Damit hatte de Saintsimon offensichtlich gerechnet, denn er zeigte kaum eine Reaktion. »Die Vaterschaft des Jungen habe ich nie direkt angezweifelt. Ich habe mich nur über sein Aussehen geäußert. Haben Sie den Kleinen mal gesehen? Sein Haar ist so blond wie der Sand am Chrysi Ammos, dem Golden Beach. Und das habe ich auch nur zu zwei Leuten gesagt, denen ich vertraue, nämlich Jacques und Lucy. Bei Letzterer war das wohl ein Fehler.«

Er holte tief Luft. »Was Henrietta angeht, dürfen Sie die Schuld nicht bei mir suchen. Die Gerüchte, dass sie ihren Mann umgebracht hat, um ihn zu beerben, habe nicht ich in die Welt gesetzt! Ich war noch ein Kind, als er gestorben ist. Es sind die Einheimischen, die das schon seit Jahren behaupten.«

»Aber ist Ihnen denn nicht klar, dass Dinge, die Sie nur vom Hörensagen wissen und unbedacht ausplaudern, schwerwiegende Folgen haben können? Nicht nur für die Personen, die diese Gerüchte betreffen, sondern auch für Sie?«

»Indem Sie zum Beispiel Mieter für Ihre Häuser verlieren.«

»Ach, so meinen Sie das. Deswegen habe ich mir tatsächlich erst kürzlich Gedanken gemacht. Eine Italienerin hat vor einiger Zeit kurzfristig ihre Buchung storniert, weil ihr jemand erzählt hat, dass ich einmal eine nicht besonders nette Bemerkung über ihre Freundin gemacht habe, die vor ihr dort gewohnt hat. Dabei war es reine Tatsache. Und keine Angst, ich werde Ihnen nicht schildern, was sich der Putzfrau offenbart hat, nachdem diese Frau abgereist ist. Ich kann nur sagen, dass ich sogar die Türgriffe desinfizieren musste …«

Mit einer angewiderten Grimasse fuhr er fort: »Nissos liegt voll im Trend, Herr Kommissar. Deshalb ist es sehr einfach, meine Häuser für gutes Geld zu vermieten – selbst die kleinen. Also nein, ich mache mir keine Sorgen, dass sich mein Ruf, jemand zu sein, der das Kind beim Namen nennt, nachteilig auf meine Geschäfte auswirkt.«

Markou nickte. »Haben Sie das Haus, das Davis von Ihnen gemietet hat, einmal in ihrer Abwesenheit betreten?«

Die Frage schien de Saintsimon zu verunsichern.

»Soll heißen?«

»Jacques hat mir erzählt, dass in den Häusern hin und wieder Reparaturarbeiten vorgenommen werden müssen.«

»Ach so, natürlich. Und nein, ich habe das Haus in Lucys Abwesenheit nie betreten. Wie Sie sich vielleicht erinnern, war das Haus eine Weile nicht vermietet, weil es renoviert wird. Deshalb ist alles neu und funktioniert perfekt. Nur die Wände müssen noch ein zweites Mal gestrichen werden. Aber das hat Zeit.«

Das war das Ende seiner Aussage, und er war entlassen.
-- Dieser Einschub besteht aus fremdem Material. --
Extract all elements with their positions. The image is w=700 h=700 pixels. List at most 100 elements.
Markou schaute auf die Uhr und fragte Maroulas: »Wie viel Zeit haben wir, bis die nächsten kommen?«

»Etwa fünfundvierzig Minuten«, antwortete der Kadett und schaute auf sein Handy.

»Ich fahre noch mal zu seinem Boot. Soll ich Ihnen was zu essen bestellen?«

Markou lehnte dankend ab. »Ich gehe kurz um die Ecke eine Kleinigkeit essen, während Sie nach Ersen suchen. Und mit Ihrem Chef muss ich auch reden.«

Schon bei der Erwähnung seines Vorgesetzten schien der junge Polizeianwärter Habachtstellung einzunehmen. Markou schmunzelte.